November is always freaky.

fatherandson
You ever notice that? Cancer diagnoses come in November. And the return of old friends. Sort-of novels sort-of get written. Sometimes they don't. Normally freaky freaks me out. No really, it's true. I love my chaos but I've found I love it more in tiny bite-sized morsels, like chocolate chips in a cookie. Cookie isn't as good without them but too many and it ceases being a cookie. What was I saying again?

November

freaky baby
I read an essay at Salon detailing why NaNo is a waste of time and that non-writers should just give it up and accept their non-writer status. Unfortunately it was like a box cutter across the gut and now I am standing here in shock watching my motivation spill out onto my shoes.

Yup

NaNo
It's November and I am at it again. Currently behind schedule and lacking a head of steam I yet have faith I can pull it off.

Why why why

Ripper
Why don't I use this place anymore? I hardly even check my friends list. It must be the attention deficit as I've been laying all over Facebook and refusing to get up. It's just too easy to lurk and comment and occasionally post pictures or whatnot.

Maybe if I started writing more I might come back to the verbosity that I've always felt was LiveJournal's domain.

Hopefully any of you still reading love me anyway. =p

Jun. 17th, 2010

Ripper

Originally submitted at Adult Swim Shop

The Guild. Probably the most secretive collection of individuals ever to have an official handbook and promotional videos. Well, now they have their own hoodie as well. Wrap yourself in evil from head to waist with this warm, sturdy, cotton polyester blended piece of official business, and kick you...

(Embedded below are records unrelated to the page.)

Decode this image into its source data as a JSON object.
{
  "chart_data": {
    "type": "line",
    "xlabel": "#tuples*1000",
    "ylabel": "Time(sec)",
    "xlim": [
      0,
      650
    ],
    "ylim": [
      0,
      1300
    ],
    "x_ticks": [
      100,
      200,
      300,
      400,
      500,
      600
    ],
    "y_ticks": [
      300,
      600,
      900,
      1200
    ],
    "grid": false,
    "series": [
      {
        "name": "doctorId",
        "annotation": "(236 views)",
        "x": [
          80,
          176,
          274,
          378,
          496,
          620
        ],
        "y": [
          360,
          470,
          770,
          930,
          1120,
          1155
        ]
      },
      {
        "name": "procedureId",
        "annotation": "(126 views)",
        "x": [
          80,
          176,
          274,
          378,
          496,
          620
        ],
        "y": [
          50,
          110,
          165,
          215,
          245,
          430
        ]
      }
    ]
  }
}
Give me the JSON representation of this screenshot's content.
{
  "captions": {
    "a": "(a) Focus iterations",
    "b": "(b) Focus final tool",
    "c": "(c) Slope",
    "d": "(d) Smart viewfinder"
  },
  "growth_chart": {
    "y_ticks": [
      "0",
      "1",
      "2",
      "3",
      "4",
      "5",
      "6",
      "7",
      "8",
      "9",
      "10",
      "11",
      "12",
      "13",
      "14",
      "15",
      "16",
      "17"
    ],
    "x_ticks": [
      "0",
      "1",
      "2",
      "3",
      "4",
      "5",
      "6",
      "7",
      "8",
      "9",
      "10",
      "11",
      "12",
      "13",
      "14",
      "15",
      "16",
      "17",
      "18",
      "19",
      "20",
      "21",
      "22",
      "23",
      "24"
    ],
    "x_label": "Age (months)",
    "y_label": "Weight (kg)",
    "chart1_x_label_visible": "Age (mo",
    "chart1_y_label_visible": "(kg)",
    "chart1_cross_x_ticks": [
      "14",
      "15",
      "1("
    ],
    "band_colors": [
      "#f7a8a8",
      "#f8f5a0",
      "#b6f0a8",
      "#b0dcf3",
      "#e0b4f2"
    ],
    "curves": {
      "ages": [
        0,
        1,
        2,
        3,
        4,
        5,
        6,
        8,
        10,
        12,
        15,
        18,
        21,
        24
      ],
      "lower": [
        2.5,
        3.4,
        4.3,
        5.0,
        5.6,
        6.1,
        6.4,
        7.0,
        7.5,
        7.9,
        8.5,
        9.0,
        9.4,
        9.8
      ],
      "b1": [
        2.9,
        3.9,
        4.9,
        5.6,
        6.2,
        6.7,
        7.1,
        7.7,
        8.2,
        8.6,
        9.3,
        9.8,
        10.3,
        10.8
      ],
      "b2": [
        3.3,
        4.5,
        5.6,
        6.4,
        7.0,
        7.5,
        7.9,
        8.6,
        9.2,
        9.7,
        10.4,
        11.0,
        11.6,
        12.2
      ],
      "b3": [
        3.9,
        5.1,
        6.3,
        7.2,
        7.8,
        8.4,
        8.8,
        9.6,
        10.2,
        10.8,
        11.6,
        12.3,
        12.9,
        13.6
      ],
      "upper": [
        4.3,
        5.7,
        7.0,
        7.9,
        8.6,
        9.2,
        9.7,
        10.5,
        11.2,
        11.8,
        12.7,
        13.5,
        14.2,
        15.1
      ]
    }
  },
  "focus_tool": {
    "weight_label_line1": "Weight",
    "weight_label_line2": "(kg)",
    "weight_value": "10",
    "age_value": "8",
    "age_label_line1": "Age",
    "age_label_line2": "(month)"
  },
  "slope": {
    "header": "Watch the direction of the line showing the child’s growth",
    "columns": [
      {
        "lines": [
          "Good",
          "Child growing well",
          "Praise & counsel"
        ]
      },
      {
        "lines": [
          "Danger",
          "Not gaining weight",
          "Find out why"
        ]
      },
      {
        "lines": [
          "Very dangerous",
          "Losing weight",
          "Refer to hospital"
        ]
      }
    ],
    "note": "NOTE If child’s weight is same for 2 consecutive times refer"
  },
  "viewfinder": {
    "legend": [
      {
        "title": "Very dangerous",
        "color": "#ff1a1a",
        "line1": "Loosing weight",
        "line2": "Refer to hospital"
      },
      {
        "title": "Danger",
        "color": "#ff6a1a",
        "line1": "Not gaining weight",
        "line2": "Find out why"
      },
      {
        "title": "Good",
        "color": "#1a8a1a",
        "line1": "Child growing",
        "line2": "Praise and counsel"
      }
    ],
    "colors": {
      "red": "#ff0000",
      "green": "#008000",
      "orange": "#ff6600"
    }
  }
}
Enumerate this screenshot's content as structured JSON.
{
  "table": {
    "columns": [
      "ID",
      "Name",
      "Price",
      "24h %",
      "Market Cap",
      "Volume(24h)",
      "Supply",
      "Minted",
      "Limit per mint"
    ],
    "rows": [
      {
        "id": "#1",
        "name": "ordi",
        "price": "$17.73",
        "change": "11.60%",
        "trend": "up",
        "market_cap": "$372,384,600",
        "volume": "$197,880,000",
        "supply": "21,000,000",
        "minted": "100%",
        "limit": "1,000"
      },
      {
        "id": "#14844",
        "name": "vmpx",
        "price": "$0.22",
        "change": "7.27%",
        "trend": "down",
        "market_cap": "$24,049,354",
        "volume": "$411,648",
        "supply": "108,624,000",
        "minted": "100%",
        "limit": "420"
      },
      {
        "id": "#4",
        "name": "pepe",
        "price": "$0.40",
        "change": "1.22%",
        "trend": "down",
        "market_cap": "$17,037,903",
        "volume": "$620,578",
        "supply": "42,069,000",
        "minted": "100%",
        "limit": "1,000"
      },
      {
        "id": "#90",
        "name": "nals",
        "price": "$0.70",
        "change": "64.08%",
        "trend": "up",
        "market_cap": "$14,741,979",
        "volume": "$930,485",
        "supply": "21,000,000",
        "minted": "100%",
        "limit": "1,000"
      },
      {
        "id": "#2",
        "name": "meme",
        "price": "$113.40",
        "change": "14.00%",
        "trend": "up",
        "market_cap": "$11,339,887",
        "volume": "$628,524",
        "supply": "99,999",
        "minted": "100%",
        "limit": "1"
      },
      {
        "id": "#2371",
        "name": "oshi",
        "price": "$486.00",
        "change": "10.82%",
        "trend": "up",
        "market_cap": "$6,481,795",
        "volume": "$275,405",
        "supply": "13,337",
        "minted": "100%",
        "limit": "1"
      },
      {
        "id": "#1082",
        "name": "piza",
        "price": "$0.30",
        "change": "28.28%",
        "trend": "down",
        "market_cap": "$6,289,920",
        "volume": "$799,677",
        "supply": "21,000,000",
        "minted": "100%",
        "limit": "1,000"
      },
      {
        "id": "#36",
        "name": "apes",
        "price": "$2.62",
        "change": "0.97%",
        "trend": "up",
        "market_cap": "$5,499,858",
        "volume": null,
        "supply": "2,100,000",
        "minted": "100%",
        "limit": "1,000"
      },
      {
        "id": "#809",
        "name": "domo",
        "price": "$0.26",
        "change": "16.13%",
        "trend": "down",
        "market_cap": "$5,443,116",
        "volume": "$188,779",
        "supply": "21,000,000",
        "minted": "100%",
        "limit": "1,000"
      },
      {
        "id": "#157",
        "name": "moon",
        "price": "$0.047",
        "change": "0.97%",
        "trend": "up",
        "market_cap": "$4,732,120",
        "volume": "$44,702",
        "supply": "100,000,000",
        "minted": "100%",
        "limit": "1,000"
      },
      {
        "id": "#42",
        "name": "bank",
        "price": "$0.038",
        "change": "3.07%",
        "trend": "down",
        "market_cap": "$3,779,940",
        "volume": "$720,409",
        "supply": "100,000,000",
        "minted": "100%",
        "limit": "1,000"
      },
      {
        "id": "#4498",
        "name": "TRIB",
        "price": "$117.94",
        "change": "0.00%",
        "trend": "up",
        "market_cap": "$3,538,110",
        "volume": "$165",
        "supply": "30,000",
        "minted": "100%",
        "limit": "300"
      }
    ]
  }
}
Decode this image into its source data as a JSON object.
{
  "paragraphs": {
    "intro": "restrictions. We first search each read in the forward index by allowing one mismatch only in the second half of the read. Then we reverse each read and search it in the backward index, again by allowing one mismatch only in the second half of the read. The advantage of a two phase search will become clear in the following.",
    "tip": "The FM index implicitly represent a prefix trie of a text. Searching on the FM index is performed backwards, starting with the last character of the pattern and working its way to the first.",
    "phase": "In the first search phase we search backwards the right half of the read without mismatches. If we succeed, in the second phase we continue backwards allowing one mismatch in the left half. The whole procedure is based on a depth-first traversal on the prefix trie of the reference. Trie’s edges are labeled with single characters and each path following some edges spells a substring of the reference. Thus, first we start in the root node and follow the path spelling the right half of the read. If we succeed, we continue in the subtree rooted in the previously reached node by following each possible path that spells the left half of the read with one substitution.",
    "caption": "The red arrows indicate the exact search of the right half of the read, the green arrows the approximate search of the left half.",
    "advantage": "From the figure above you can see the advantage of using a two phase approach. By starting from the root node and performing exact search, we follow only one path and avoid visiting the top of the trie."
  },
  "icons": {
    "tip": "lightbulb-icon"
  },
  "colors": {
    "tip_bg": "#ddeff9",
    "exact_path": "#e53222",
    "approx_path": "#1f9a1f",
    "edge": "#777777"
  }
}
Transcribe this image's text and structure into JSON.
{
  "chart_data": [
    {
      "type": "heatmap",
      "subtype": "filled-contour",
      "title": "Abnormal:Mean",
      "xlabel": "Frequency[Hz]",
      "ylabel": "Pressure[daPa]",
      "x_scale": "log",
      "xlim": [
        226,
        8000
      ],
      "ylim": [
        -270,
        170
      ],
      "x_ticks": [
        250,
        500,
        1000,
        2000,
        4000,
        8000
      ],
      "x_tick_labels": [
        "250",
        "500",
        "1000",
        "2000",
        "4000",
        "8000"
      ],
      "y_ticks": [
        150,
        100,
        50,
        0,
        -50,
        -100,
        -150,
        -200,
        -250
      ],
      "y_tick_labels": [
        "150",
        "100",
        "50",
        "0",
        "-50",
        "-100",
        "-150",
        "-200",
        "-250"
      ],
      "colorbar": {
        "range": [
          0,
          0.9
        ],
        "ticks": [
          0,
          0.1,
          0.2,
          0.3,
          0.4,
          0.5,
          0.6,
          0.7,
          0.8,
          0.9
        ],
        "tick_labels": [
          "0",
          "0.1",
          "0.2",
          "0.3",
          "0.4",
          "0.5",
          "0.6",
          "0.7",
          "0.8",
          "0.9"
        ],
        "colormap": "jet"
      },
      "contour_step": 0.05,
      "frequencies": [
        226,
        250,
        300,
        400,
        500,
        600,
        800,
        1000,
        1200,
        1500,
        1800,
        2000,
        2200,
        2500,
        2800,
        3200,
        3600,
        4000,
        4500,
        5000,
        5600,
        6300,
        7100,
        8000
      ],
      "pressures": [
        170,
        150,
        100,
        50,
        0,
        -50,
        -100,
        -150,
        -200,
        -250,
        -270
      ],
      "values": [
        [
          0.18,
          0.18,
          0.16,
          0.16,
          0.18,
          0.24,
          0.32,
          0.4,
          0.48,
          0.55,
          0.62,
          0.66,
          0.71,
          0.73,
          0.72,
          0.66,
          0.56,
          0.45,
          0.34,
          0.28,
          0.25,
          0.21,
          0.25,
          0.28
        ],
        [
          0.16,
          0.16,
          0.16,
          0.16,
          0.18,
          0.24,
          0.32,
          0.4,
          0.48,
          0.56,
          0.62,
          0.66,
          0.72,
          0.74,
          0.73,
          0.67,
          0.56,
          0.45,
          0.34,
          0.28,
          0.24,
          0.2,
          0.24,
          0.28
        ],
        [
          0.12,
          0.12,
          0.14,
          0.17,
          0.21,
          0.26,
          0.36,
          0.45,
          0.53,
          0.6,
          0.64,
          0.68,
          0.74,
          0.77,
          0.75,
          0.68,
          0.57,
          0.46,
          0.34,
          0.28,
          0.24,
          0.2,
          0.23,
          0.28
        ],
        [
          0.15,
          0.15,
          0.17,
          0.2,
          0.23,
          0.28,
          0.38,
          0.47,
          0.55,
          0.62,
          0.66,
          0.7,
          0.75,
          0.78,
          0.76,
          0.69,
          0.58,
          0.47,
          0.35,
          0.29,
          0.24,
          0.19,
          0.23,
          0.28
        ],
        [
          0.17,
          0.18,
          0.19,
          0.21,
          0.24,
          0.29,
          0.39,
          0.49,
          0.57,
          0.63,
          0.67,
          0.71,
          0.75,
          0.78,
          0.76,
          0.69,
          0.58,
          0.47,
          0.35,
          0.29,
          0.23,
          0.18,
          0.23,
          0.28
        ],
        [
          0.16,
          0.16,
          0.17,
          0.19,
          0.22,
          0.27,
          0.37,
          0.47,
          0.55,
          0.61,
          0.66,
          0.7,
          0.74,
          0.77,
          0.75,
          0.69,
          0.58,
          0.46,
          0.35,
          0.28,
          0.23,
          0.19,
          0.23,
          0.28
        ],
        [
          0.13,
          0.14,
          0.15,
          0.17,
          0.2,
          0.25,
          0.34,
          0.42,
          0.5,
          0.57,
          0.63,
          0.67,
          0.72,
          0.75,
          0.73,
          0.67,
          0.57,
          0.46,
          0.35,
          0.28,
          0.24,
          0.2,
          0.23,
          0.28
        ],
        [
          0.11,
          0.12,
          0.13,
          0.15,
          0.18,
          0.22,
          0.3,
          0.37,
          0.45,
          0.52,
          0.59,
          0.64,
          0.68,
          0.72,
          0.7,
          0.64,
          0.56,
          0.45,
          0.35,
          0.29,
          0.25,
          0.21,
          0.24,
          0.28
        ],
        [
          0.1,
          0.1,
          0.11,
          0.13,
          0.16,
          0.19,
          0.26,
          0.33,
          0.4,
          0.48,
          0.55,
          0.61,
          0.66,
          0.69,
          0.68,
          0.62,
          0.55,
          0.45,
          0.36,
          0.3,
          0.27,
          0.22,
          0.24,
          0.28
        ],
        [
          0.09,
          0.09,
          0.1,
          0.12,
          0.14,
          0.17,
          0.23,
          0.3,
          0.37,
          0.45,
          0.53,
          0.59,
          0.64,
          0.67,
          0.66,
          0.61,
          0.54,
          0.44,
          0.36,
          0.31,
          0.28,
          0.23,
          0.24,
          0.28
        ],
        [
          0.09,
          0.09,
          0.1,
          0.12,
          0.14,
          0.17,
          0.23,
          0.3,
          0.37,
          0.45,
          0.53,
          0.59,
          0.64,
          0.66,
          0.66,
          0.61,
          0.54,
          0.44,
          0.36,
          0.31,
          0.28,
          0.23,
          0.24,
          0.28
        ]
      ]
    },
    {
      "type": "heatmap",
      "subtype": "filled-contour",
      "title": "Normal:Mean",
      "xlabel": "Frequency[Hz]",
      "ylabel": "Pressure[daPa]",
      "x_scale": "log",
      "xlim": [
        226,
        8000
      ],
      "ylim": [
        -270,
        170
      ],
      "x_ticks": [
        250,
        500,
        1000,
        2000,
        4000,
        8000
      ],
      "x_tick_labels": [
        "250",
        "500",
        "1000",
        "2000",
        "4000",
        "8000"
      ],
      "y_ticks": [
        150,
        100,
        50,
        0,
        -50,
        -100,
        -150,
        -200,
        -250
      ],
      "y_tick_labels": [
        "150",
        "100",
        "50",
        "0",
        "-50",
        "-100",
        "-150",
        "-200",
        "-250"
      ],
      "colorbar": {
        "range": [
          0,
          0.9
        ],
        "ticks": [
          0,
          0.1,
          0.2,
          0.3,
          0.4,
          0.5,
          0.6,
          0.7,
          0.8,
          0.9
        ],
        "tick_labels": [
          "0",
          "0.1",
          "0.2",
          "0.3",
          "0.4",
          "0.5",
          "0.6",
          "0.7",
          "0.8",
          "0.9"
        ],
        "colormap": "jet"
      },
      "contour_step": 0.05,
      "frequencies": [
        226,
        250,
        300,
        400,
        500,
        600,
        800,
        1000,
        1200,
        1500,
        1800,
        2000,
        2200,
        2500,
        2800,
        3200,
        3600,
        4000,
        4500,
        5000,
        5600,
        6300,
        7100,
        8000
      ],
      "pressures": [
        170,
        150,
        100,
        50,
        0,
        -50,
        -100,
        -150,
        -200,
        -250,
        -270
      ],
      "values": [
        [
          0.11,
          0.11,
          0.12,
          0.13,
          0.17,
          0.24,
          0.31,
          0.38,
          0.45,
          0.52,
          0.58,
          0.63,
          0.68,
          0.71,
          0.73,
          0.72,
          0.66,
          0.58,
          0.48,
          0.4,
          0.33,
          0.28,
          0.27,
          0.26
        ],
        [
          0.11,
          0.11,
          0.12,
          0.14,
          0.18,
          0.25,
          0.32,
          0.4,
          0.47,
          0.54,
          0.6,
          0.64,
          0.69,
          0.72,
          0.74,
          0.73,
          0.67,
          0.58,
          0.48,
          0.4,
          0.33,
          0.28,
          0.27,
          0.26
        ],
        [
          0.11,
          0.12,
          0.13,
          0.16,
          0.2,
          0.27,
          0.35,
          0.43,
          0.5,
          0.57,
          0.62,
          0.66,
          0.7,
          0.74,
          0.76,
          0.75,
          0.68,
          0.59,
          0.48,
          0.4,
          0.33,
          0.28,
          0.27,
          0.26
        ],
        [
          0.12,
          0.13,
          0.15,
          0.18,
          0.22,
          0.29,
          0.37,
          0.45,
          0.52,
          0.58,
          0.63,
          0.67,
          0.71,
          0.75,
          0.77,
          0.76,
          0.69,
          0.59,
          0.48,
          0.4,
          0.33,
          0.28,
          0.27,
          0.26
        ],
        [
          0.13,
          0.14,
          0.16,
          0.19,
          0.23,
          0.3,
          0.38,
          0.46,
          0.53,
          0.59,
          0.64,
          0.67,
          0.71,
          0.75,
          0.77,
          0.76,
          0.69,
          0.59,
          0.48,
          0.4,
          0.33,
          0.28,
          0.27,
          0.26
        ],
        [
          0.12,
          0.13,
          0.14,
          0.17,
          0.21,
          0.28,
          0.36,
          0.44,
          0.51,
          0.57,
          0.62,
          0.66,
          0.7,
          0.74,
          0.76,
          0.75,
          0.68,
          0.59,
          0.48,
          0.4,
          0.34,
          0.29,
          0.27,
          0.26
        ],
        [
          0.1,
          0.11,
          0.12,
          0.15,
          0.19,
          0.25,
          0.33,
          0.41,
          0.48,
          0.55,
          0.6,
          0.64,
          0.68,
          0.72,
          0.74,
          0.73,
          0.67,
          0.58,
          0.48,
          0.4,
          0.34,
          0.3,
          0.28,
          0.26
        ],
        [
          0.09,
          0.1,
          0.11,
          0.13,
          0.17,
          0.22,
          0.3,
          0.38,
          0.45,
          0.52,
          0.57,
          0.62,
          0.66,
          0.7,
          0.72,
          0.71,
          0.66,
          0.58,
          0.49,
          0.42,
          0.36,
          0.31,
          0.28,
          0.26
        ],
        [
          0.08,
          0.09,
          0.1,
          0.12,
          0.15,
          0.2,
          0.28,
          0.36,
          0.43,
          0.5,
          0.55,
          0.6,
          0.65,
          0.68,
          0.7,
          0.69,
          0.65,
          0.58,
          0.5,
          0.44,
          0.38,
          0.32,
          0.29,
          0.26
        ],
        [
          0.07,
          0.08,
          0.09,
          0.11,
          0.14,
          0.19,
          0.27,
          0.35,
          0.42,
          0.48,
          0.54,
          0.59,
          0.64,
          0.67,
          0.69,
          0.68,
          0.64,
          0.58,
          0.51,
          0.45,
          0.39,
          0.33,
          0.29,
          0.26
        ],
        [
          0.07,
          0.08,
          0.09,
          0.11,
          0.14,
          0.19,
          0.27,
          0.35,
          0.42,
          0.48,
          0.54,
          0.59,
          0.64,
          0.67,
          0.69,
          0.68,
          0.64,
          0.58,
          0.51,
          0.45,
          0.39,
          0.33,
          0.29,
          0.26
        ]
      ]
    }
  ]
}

The Venture Bros. Guild of Calamitous Intent Hoodie

Chock Full O' Nefariousness

By Evilbeard from Sacramento, CA on 6/17/2010

 

4out of 5

Pros: Lubricious, Comfortable, Soft, Flattering

Cons: Death Ray doesn't fit

Best Uses: VIllainy, Casual Wear

Describe Yourself: Scheming, Maniacal, Comfort-oriented

Being XL in size and 2XL in length I usually don't find shirts and hoodies that fit well in both but the Guild of Calamitous Intent hoodie seems to be just right.

Oh and the Police give me a wide berth when I am wearing it so villainy is much easier to accomplish.